Sounds like great stuff. Unfortunately, however, the book is badly marred by the authors’ goofy Marxist analysis and prescriptions and it’s enough to make Peter Foster puke:... The "industry" in question consists of a large and ever-growing group of lawyers, bureaucrats, consultants and academics whose careers depend on the "Great Game" of land claims and self-government, which are sold as the cure for aboriginal poverty and dependency.
...The book slaughters a herd of sacred cows, including the validity of "traditional knowledge" and native "justice," and the notion that aboriginals have some special "spiritual" ecological sensitivity.
Claims to sovereignty are bogus because pre-contact aboriginals had no written laws or specialized governments. The suggestion that the U. S. Constitution was inspired by the Iroquois Confederacy is a crock. Chief Seattle's noble words were entirely manufactured. "Culturally appropriate" native medicine is dangerous quackery. "Holism" equals charlatanism. Ethnobotany is BS. The wisdom of elders is primitive ignorance. "Preserving" primitive languages means restricting the ability to think.
... The book derides postmodernism, cultural relativism and Orwellian "Pomospeak," noting that aboriginal policy is marked by obfuscation and denial.
... The book -- which I literally could not put down -- contains an excellent historical background to current policy, good accounts of the origins of such notions as the "Noble Savage" and an explanation of how anthropology came to be corrupted by activism.
... a bunch of ill-fitting Marxism, and references to the theories of Trotsky!
Oh well, maybe the Marxist drivel will at least help to get leftists to buy into the authors’ more realistic assessment of the Indian industry’s role in perpetuating the misery.... their own "solution" is, if anything, as misguided as, and even more dangerous than, that of the aboriginal industry, since it recommends "socializing ownership so that goods and services are produced not to obtain profits but to satisfy human need." All to the tune of "Imagine." I'm not making this up.
... This otherwise excellent book concludes in a flurry of anticapitalist and even anti-Zionist (!) rhetoric. Example: "While grain is stockpiled in industrial countries people in the Third World starve." Huh? The world's problems are allegedly due to "the conflict that exists between the few who own the means of production and those who are the producers of all value." Where are we? Manchester circa 1845?
Still, it is apparently "by eliminating this fundamental 'difference' that we can become a global tribe and the 'world can live as one.' " Pass the culturally appropriate emetic: I want to throw up!... "Disrobing the Aboriginal Industry" makes a powerful case that the aboriginal culture must die so that aboriginal people may live.

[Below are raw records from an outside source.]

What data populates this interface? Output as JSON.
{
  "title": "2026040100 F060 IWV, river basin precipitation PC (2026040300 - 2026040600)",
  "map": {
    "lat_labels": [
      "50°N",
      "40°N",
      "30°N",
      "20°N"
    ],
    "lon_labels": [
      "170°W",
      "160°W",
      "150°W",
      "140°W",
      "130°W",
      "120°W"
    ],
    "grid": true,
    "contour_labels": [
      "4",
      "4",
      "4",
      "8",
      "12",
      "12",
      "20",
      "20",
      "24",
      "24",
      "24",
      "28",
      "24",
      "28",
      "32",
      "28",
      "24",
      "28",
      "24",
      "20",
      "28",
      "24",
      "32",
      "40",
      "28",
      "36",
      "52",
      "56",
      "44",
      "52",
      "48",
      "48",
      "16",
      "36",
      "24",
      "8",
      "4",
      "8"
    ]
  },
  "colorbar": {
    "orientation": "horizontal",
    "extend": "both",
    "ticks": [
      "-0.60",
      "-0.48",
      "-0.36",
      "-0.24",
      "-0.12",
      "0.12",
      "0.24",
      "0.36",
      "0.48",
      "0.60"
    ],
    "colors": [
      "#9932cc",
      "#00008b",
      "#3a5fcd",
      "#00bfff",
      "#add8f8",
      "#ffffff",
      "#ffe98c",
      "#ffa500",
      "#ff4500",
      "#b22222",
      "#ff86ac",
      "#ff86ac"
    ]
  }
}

Then ruins it by throwing in The Communist Manifesto.
A few months ago the National Post ran excerpts of the book here, here and here and a favourable review by Jonathan Kay here.
5 comments:
government was, is and will continue to be the problem.

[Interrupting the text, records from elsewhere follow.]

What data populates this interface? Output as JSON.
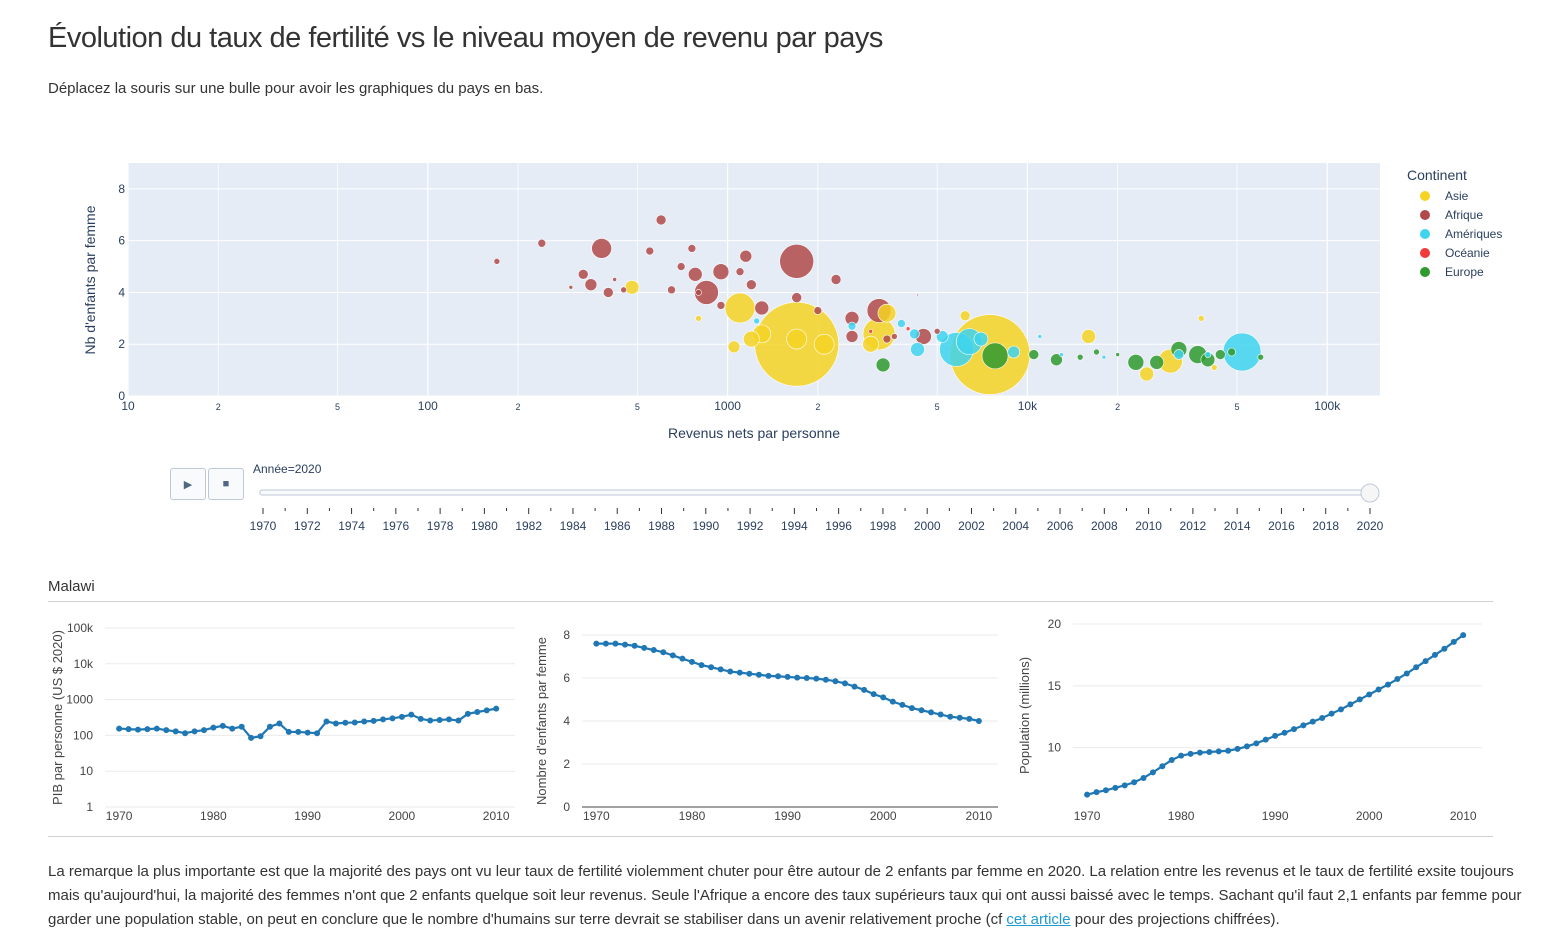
{
  "header": {
    "title": "Évolution du taux de fertilité vs le niveau moyen de revenu par pays",
    "subtitle": "Déplacez la souris sur une bulle pour avoir les graphiques du pays en bas."
  },
  "controls": {
    "play_icon": "play-icon",
    "stop_icon": "stop-icon",
    "slider_label": "Année=2020",
    "slider_years": [
      "1970",
      "1972",
      "1974",
      "1976",
      "1978",
      "1980",
      "1982",
      "1984",
      "1986",
      "1988",
      "1990",
      "1992",
      "1994",
      "1996",
      "1998",
      "2000",
      "2002",
      "2004",
      "2006",
      "2008",
      "2010",
      "2012",
      "2014",
      "2016",
      "2018",
      "2020"
    ],
    "selected_year": 2020
  },
  "detail": {
    "country": "Malawi"
  },
  "paragraph": {
    "text_before": "La remarque la plus importante est que la majorité des pays ont vu leur taux de fertilité violemment chuter pour être autour de 2 enfants par femme en 2020. La relation entre les revenus et le taux de fertilité exsite toujours mais qu'aujourd'hui, la majorité des femmes n'ont que 2 enfants quelque soit leur revenus. Seule l'Afrique a encore des taux supérieurs taux qui ont aussi baissé avec le temps. Sachant qu'il faut 2,1 enfants par femme pour garder une population stable, on peut en conclure que le nombre d'humains sur terre devrait se stabiliser dans un avenir relativement proche (cf ",
    "link_text": "cet article",
    "text_after": " pour des projections chiffrées)."
  },
  "colors": {
    "Asie": "#f5d423",
    "Afrique": "#b04a4a",
    "Ameriques": "#3ed4ee",
    "Oceanie": "#ef3b3b",
    "Europe": "#2f9a2f",
    "line": "#1f77b4"
  },
  "chart_data": [
    {
      "type": "scatter",
      "xlabel": "Revenus nets par personne",
      "ylabel": "Nb d'enfants par femme",
      "xscale": "log",
      "xlim": [
        10,
        150000
      ],
      "ylim": [
        0,
        9
      ],
      "xticks": [
        "10",
        "2",
        "5",
        "100",
        "2",
        "5",
        "1000",
        "2",
        "5",
        "10k",
        "2",
        "5",
        "100k"
      ],
      "yticks": [
        "0",
        "2",
        "4",
        "6",
        "8"
      ],
      "legend_title": "Continent",
      "legend": [
        "Asie",
        "Afrique",
        "Amériques",
        "Océanie",
        "Europe"
      ],
      "legend_placement": "top-right",
      "series": [
        {
          "name": "Asie",
          "points": [
            [
              1700,
              2.0,
              42
            ],
            [
              7500,
              1.6,
              40
            ],
            [
              1100,
              3.4,
              15
            ],
            [
              1050,
              1.9,
              6
            ],
            [
              1200,
              2.2,
              8
            ],
            [
              1300,
              2.4,
              9
            ],
            [
              1700,
              2.2,
              10
            ],
            [
              2100,
              2.0,
              10
            ],
            [
              3200,
              2.4,
              16
            ],
            [
              3400,
              3.2,
              9
            ],
            [
              3000,
              2.0,
              8
            ],
            [
              6200,
              3.1,
              5
            ],
            [
              16000,
              2.3,
              7
            ],
            [
              25000,
              0.85,
              7
            ],
            [
              30000,
              1.35,
              12
            ],
            [
              38000,
              3.0,
              3
            ],
            [
              42000,
              1.1,
              3
            ],
            [
              480,
              4.2,
              7
            ],
            [
              800,
              3.0,
              3
            ]
          ]
        },
        {
          "name": "Afrique",
          "points": [
            [
              170,
              5.2,
              3
            ],
            [
              240,
              5.9,
              4
            ],
            [
              300,
              4.2,
              2
            ],
            [
              330,
              4.7,
              5
            ],
            [
              350,
              4.3,
              6
            ],
            [
              380,
              5.7,
              10
            ],
            [
              400,
              4.0,
              5
            ],
            [
              420,
              4.5,
              2
            ],
            [
              450,
              4.1,
              3
            ],
            [
              550,
              5.6,
              4
            ],
            [
              600,
              6.8,
              5
            ],
            [
              650,
              4.1,
              4
            ],
            [
              700,
              5.0,
              4
            ],
            [
              760,
              5.7,
              4
            ],
            [
              780,
              4.7,
              7
            ],
            [
              800,
              4.0,
              3
            ],
            [
              850,
              4.0,
              12
            ],
            [
              950,
              4.8,
              8
            ],
            [
              950,
              3.5,
              4
            ],
            [
              1100,
              4.8,
              4
            ],
            [
              1150,
              5.4,
              6
            ],
            [
              1200,
              4.3,
              5
            ],
            [
              1300,
              3.4,
              7
            ],
            [
              1700,
              5.2,
              17
            ],
            [
              1700,
              3.8,
              5
            ],
            [
              2000,
              3.3,
              4
            ],
            [
              2300,
              4.5,
              5
            ],
            [
              2600,
              3.0,
              7
            ],
            [
              2600,
              2.3,
              6
            ],
            [
              3200,
              3.3,
              12
            ],
            [
              3400,
              2.2,
              4
            ],
            [
              3600,
              2.3,
              3
            ],
            [
              4500,
              2.3,
              8
            ],
            [
              5000,
              2.5,
              3
            ],
            [
              4300,
              3.9,
              1
            ]
          ]
        },
        {
          "name": "Amériques",
          "points": [
            [
              1250,
              2.9,
              3
            ],
            [
              2600,
              2.7,
              4
            ],
            [
              3800,
              2.8,
              4
            ],
            [
              4200,
              2.4,
              5
            ],
            [
              4300,
              1.8,
              7
            ],
            [
              5200,
              2.3,
              6
            ],
            [
              5800,
              1.8,
              17
            ],
            [
              6400,
              2.1,
              13
            ],
            [
              7000,
              2.2,
              7
            ],
            [
              9000,
              1.7,
              6
            ],
            [
              11000,
              2.3,
              2
            ],
            [
              13000,
              1.6,
              2
            ],
            [
              18000,
              1.5,
              2
            ],
            [
              32000,
              1.6,
              5
            ],
            [
              52000,
              1.7,
              19
            ],
            [
              40000,
              1.6,
              3
            ]
          ]
        },
        {
          "name": "Océanie",
          "points": [
            [
              3000,
              2.5,
              2
            ],
            [
              4000,
              2.6,
              2
            ]
          ]
        },
        {
          "name": "Europe",
          "points": [
            [
              3300,
              1.2,
              7
            ],
            [
              7800,
              1.55,
              13
            ],
            [
              10500,
              1.6,
              5
            ],
            [
              12500,
              1.4,
              6
            ],
            [
              15000,
              1.5,
              3
            ],
            [
              17000,
              1.7,
              3
            ],
            [
              20000,
              1.6,
              2
            ],
            [
              23000,
              1.3,
              8
            ],
            [
              27000,
              1.3,
              7
            ],
            [
              32000,
              1.8,
              8
            ],
            [
              37000,
              1.6,
              9
            ],
            [
              40000,
              1.4,
              7
            ],
            [
              44000,
              1.6,
              5
            ],
            [
              48000,
              1.7,
              4
            ],
            [
              60000,
              1.5,
              3
            ]
          ]
        }
      ]
    },
    {
      "type": "line",
      "ylabel": "PIB par personne (US $ 2020)",
      "yscale": "log",
      "yticks": [
        "1",
        "10",
        "100",
        "1000",
        "10k",
        "100k"
      ],
      "xticks": [
        "1970",
        "1980",
        "1990",
        "2000",
        "2010"
      ],
      "x": [
        1970,
        1971,
        1972,
        1973,
        1974,
        1975,
        1976,
        1977,
        1978,
        1979,
        1980,
        1981,
        1982,
        1983,
        1984,
        1985,
        1986,
        1987,
        1988,
        1989,
        1990,
        1991,
        1992,
        1993,
        1994,
        1995,
        1996,
        1997,
        1998,
        1999,
        2000,
        2001,
        2002,
        2003,
        2004,
        2005,
        2006,
        2007,
        2008,
        2009,
        2010
      ],
      "values": [
        155,
        150,
        145,
        150,
        155,
        140,
        130,
        115,
        130,
        140,
        165,
        185,
        155,
        175,
        85,
        95,
        175,
        215,
        125,
        125,
        120,
        115,
        245,
        215,
        225,
        230,
        245,
        255,
        280,
        300,
        330,
        380,
        290,
        260,
        270,
        280,
        260,
        400,
        450,
        500,
        560
      ]
    },
    {
      "type": "line",
      "ylabel": "Nombre d'enfants par femme",
      "yticks": [
        "0",
        "2",
        "4",
        "6",
        "8"
      ],
      "xticks": [
        "1970",
        "1980",
        "1990",
        "2000",
        "2010"
      ],
      "x": [
        1970,
        1971,
        1972,
        1973,
        1974,
        1975,
        1976,
        1977,
        1978,
        1979,
        1980,
        1981,
        1982,
        1983,
        1984,
        1985,
        1986,
        1987,
        1988,
        1989,
        1990,
        1991,
        1992,
        1993,
        1994,
        1995,
        1996,
        1997,
        1998,
        1999,
        2000,
        2001,
        2002,
        2003,
        2004,
        2005,
        2006,
        2007,
        2008,
        2009,
        2010
      ],
      "values": [
        7.6,
        7.6,
        7.6,
        7.55,
        7.5,
        7.4,
        7.3,
        7.2,
        7.05,
        6.9,
        6.75,
        6.6,
        6.5,
        6.4,
        6.3,
        6.25,
        6.2,
        6.15,
        6.1,
        6.08,
        6.05,
        6.02,
        6.0,
        5.97,
        5.92,
        5.85,
        5.75,
        5.6,
        5.45,
        5.25,
        5.1,
        4.9,
        4.75,
        4.6,
        4.5,
        4.4,
        4.3,
        4.2,
        4.15,
        4.1,
        4.0
      ]
    },
    {
      "type": "line",
      "ylabel": "Population (millions)",
      "yticks": [
        "10",
        "15",
        "20"
      ],
      "xticks": [
        "1970",
        "1980",
        "1990",
        "2000",
        "2010"
      ],
      "x": [
        1970,
        1971,
        1972,
        1973,
        1974,
        1975,
        1976,
        1977,
        1978,
        1979,
        1980,
        1981,
        1982,
        1983,
        1984,
        1985,
        1986,
        1987,
        1988,
        1989,
        1990,
        1991,
        1992,
        1993,
        1994,
        1995,
        1996,
        1997,
        1998,
        1999,
        2000,
        2001,
        2002,
        2003,
        2004,
        2005,
        2006,
        2007,
        2008,
        2009,
        2010
      ],
      "values": [
        6.2,
        6.4,
        6.55,
        6.75,
        6.95,
        7.2,
        7.55,
        8.0,
        8.5,
        9.0,
        9.35,
        9.5,
        9.6,
        9.65,
        9.7,
        9.75,
        9.9,
        10.1,
        10.35,
        10.65,
        10.95,
        11.2,
        11.5,
        11.8,
        12.1,
        12.4,
        12.75,
        13.1,
        13.5,
        13.9,
        14.3,
        14.7,
        15.1,
        15.55,
        16.0,
        16.5,
        17.0,
        17.5,
        18.0,
        18.55,
        19.1
      ]
    }
  ]
}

Well, government is without doubt the biggest component of the Indian industry, though they have made attempts to change the system. But I'm inclined to the view that the biggest culprits are the Indian so-called "leadership" who have consistently obstructed change, at the expense of rank and file Indians, in order to retain power and control over the $billions in lucrative subsidies. Their only solution to every problem is more money. Academics and lawyers are the next biggest culprits.
BIggest problem?The natives themselves.Then their "leadership"which has done pretty much frack all except take more money.LOL!Heres what i live my life by and have been quite successful at it no matter who rules the world-
http://www.thundermountainmonument.com/the_red_road.htm
Surprisingly many natives DO NOT live by these so called codes or ethics.Many are just as racist towards whites as whites are towards them.Of course that leaves them vulnerable manipulation.
sobriety + job = improvement.
drunken self pity + laziness = status quo
Thanks for the link to "Thunder Mountain" - a very interesting web-site. "/the red_road" sub-link wouldn't play, though.